Density of Brn3a-labeled RGCs across 8.1 ± 1.0 mm² of central retina. (A–D) Representative example of RGC somas seen in a montage of micrographs (×20) from right (A) and left (B) naive normal retinas and in experimental (C) and fellow control (D) retinas from a group 2 rat sacrificed 6 weeks after the IOP elevation episode.
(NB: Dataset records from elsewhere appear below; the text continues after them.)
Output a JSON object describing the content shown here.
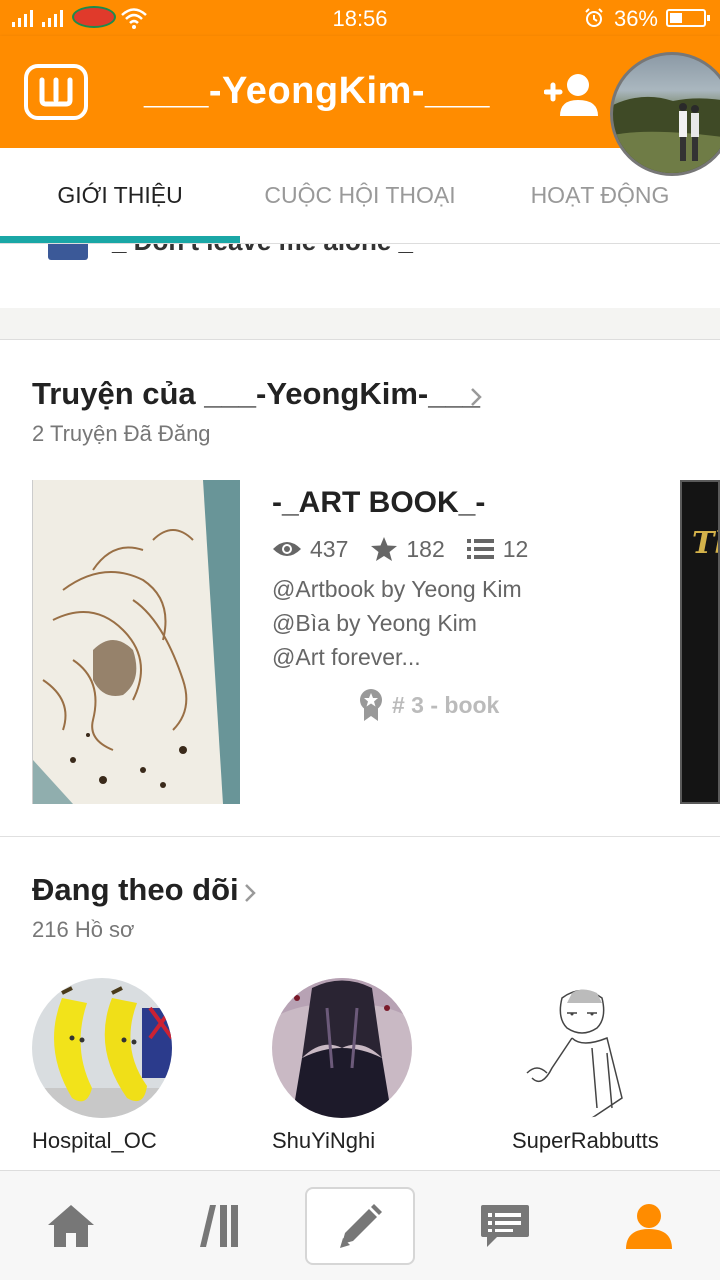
{
  "status_bar": {
    "carrier": "VIETTEL",
    "time": "18:56",
    "battery_percent": "36%",
    "battery_level": 0.36
  },
  "header": {
    "profile_name": "___-YeongKim-___"
  },
  "tabs": [
    {
      "label": "GIỚI THIỆU",
      "active": true
    },
    {
      "label": "CUỘC HỘI THOẠI",
      "active": false
    },
    {
      "label": "HOẠT ĐỘNG",
      "active": false
    }
  ],
  "about": {
    "remnant_text": "_ Don't leave me alone _"
  },
  "stories": {
    "title": "Truyện của ___-YeongKim-___",
    "subtitle": "2 Truyện Đã Đăng",
    "items": [
      {
        "title": "-_ART BOOK_-",
        "views": "437",
        "votes": "182",
        "parts": "12",
        "description_lines": [
          "@Artbook by Yeong Kim",
          "@Bìa by Yeong Kim",
          "@Art forever..."
        ],
        "rank": "# 3 - book"
      }
    ],
    "next_cover_text": "Th"
  },
  "following": {
    "title": "Đang theo dõi",
    "subtitle": "216 Hồ sơ",
    "profiles": [
      {
        "name": "Hospital_OC"
      },
      {
        "name": "ShuYiNghi"
      },
      {
        "name": "SuperRabbutts"
      }
    ]
  },
  "bottom_nav": {
    "items": [
      "home-icon",
      "library-icon",
      "write-icon",
      "messages-icon",
      "profile-icon"
    ],
    "active_index": 4
  },
  "colors": {
    "brand_orange": "#ff8c00",
    "tab_indicator": "#1aa7a6",
    "text_dark": "#222222",
    "text_muted": "#777777"
  }
}
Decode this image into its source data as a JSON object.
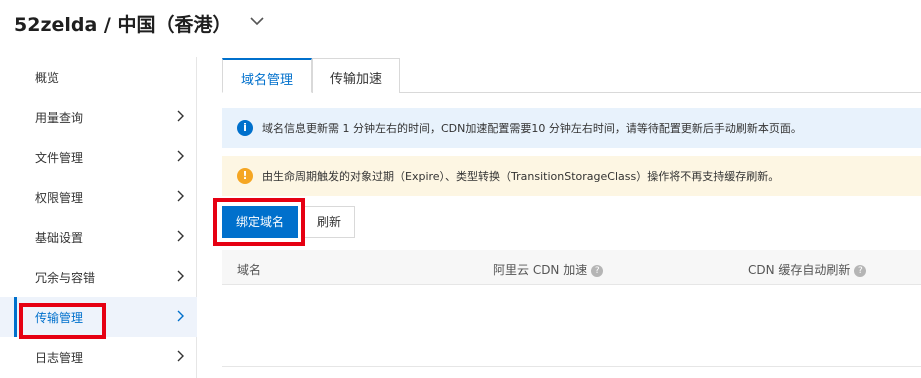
{
  "header": {
    "title": "52zelda / 中国（香港）",
    "dropdown_icon": "chevron-down-icon"
  },
  "sidebar": {
    "items": [
      {
        "label": "概览",
        "has_arrow": false
      },
      {
        "label": "用量查询",
        "has_arrow": true
      },
      {
        "label": "文件管理",
        "has_arrow": true
      },
      {
        "label": "权限管理",
        "has_arrow": true
      },
      {
        "label": "基础设置",
        "has_arrow": true
      },
      {
        "label": "冗余与容错",
        "has_arrow": true
      },
      {
        "label": "传输管理",
        "has_arrow": true,
        "active": true
      },
      {
        "label": "日志管理",
        "has_arrow": true
      }
    ]
  },
  "tabs": [
    {
      "label": "域名管理",
      "active": true
    },
    {
      "label": "传输加速",
      "active": false
    }
  ],
  "alerts": {
    "info": "域名信息更新需 1 分钟左右的时间，CDN加速配置需要10 分钟左右时间，请等待配置更新后手动刷新本页面。",
    "warning": "由生命周期触发的对象过期（Expire）、类型转换（TransitionStorageClass）操作将不再支持缓存刷新。"
  },
  "toolbar": {
    "bind_domain_label": "绑定域名",
    "refresh_label": "刷新"
  },
  "table": {
    "columns": [
      "域名",
      "阿里云 CDN 加速",
      "CDN 缓存自动刷新"
    ]
  },
  "colors": {
    "accent": "#0070cc",
    "highlight_box": "#e60012",
    "info_bg": "#e8f2fc",
    "warning_bg": "#fdf6e3",
    "warning_icon": "#f5a623"
  }
}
Arrowheads indicate the optic disc. (E–H) Higher-resolution micrographs from boxed regions in (A–D) are shown in (E–H), respectively. (I) Quantification of RGC density for experimental (Exp) and fellow control (Ctrl) eyes from rats sacrificed 1 and 2 weeks (group 1 [n = 9 and n = 11, respectively]) and 6 weeks (group 2 [n = 4]) after IOP elevation to 50 mm Hg for 8 hours, along with rats sacrificed 6 weeks (group 3 [n = 4]) after sham cannulation to 15 mm Hg for 8 hours and naive normal rats (group 4 [n = 5]). There was no loss of RGCs in experimental eyes relative to fellow control eyes (P = 0.74) or between groups (P = 0.34). Error bars = SEM. Scale bars: 0.5 mm (A–D); 100 μm (E–H).

Figure 7

Density of Iba-1–labeled microglia within the RNFL across 7.6 ± 1.8 mm² of central retina. (A–D) Representative example of microglia seen in a montage of micrographs from right (A) and left (B) naive normal retinas and experimental (Exp [C]) and fellow control (Ctrl [D]) retinas from a rat sacrificed 1 week after IOP elevation, which correlates with the peak RNFL thickening seen in group 1 and group 2 experimental eyes. Arrowheads indicate the optic disc. (E–H) Higher-resolution micrographs from boxed regions in A through D are shown in E through H, respectively. The shape and density of microglia appear similar between retinas, indicating no activation of microglia in experimental eyes. (I) Quantification of RNFL microglia density for experimental and fellow control eyes sacrificed at 1 and 2 weeks (group 1 [n = 4 each]) and 6 weeks (group 2 [n = 4]) after IOP elevation to 50 mm Hg for 8 hours, along with rats sacrificed 6 weeks (group 3 [n = 4]) after sham cannulation to 15 mm Hg for 8 hours and naive normal rats (group 4 [n = 5]). Microglial density was equivalent between experimental relative to fellow control eyes (P = 0.92) and in experimental and sham groups relative to the naive normal group (P > 0.05 for all). This indicates that microglial activation is not responsible for RNFL thickening. Error bars = SEM. Scale bars: 0.5 mm (applies to A–D); 100 μm (applies to E–H).